A thought by Ralph Waldo Emerson
Image
Ralph Waldo Emerson (1803-1882) was a US-American philosopher, essayist and poet who led the Transcendentalist movement of the early 19th century. The Transcendentalists combined Western Romantic and Idealist ideas with Eastern (Hindu) philosophy. They were strongly focused on the human individual, which they believed to be essentially good and true, and saw great value in the communion with Nature, which they viewed also in a spiritual and sometimes even mystic way. Unspoiled nature and the unspoiled, free and self-reliant individual were their ideals. The Transcendentalists were probably the first great intellectual movement in the USA. Other prominent Transcendentalists include Henry David Thoreau (Walden) and Louisa May Alcott (Little Women).
Transcendentalist thought influenced the poet Walt Whitman in the 19th century, and formed a strong legacy for 20th century American art and literature movements, such as the Beat poets (Allen Ginsberg, Jack Kerouac…).
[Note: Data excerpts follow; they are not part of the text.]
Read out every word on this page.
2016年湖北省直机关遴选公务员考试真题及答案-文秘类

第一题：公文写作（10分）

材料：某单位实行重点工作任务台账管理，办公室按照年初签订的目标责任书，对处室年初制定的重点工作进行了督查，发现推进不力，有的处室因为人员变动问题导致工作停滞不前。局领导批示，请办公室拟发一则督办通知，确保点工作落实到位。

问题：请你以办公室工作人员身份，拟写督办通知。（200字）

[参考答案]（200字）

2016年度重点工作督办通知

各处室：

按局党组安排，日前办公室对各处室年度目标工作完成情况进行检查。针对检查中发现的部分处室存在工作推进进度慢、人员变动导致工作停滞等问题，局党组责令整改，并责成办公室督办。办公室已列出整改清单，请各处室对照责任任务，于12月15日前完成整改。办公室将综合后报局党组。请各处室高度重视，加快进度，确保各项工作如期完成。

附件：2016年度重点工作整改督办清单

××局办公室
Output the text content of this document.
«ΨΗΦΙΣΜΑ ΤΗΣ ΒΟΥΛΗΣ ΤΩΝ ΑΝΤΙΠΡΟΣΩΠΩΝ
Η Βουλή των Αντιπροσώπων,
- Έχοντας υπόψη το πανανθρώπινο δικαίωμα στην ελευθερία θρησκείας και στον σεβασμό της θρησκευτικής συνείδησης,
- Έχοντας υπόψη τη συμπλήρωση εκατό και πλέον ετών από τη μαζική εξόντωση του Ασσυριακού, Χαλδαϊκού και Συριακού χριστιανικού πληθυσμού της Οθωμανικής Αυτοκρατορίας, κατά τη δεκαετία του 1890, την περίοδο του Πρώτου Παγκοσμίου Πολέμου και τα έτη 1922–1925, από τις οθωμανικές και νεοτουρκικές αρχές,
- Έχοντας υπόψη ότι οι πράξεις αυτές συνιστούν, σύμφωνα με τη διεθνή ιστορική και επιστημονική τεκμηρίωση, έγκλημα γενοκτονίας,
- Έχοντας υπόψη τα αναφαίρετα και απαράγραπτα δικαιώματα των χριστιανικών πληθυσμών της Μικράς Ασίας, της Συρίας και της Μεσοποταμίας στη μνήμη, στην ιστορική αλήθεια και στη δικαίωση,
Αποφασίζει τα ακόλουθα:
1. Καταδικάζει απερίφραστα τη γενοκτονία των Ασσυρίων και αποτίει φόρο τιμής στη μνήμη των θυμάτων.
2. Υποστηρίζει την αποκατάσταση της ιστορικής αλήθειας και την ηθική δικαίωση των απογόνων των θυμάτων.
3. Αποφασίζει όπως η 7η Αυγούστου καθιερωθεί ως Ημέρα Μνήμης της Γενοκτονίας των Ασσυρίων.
A thought from To Kill A Mockingbird
Image
To Kill A Mockingbird is the 1960 novel by Harper Lee. Set in a small town in Alabama, it tells the story of the trial and wrongful conviction of a black man, seen through the eyes of the six-year-old daughter of the defence lawyer. Through the child’s perspective, we witness a range of prejudices and injustices – racial, sexual, social – that are woven through the social fabric of this fictional town.
Harper Lee came from a family of lawyers and studied law herself, and it shows in the novel. The court scenes are very detailed, and the law and justice are held up throughout the book as important values.
The quote above is said by the little girl when she starts school and a teacher who is dismayed that the girl can read already forbids her to read in school.
A thought by Claude Lévi-Strauss
Image
Claude Lévi-Strauss (1908-2009) was an anthropologist and ethnologist and is sometimes considered the “father of modern anthropology”. In his work The Raw and the Cooked, he points to culture as the transforming factor from the natural raw state to the cooked, or otherwise processed, state.
This connection between cooking food and human civilisation is also strongly argued in the book Catching Fire: How Cooking Made Us Human by Richard Wrangham. Spoiler alert: cooking makes digesting food easier, so we can use the nutrients faster and can put more energy into our brains rather than our stomachs. That is the reason why I don’t support all-raw diets… that, and taste.
A thought by Aldous Huxley
Image
Aldous Huxley (1894-1963) was an English writer and philosopher. He is best known for his dystopian novel Brave New World and his mescaline-fuelled philosophical essay The Doors of Perception, which among other things inspired the equally drug-fuelled band The Doors.
Other novels of his have such fabulous names as Those Barren Leaves, Eyeless in Gaza and Antic Hay. I have read a few of them, and they generally seem to feature young British expats around the Mediterranean afflicted with boredom and malaise… capturing the spirit of the interwar years in Europe. Good to read by the pool or on the sun-soaked terrace of a Tuscan country villa.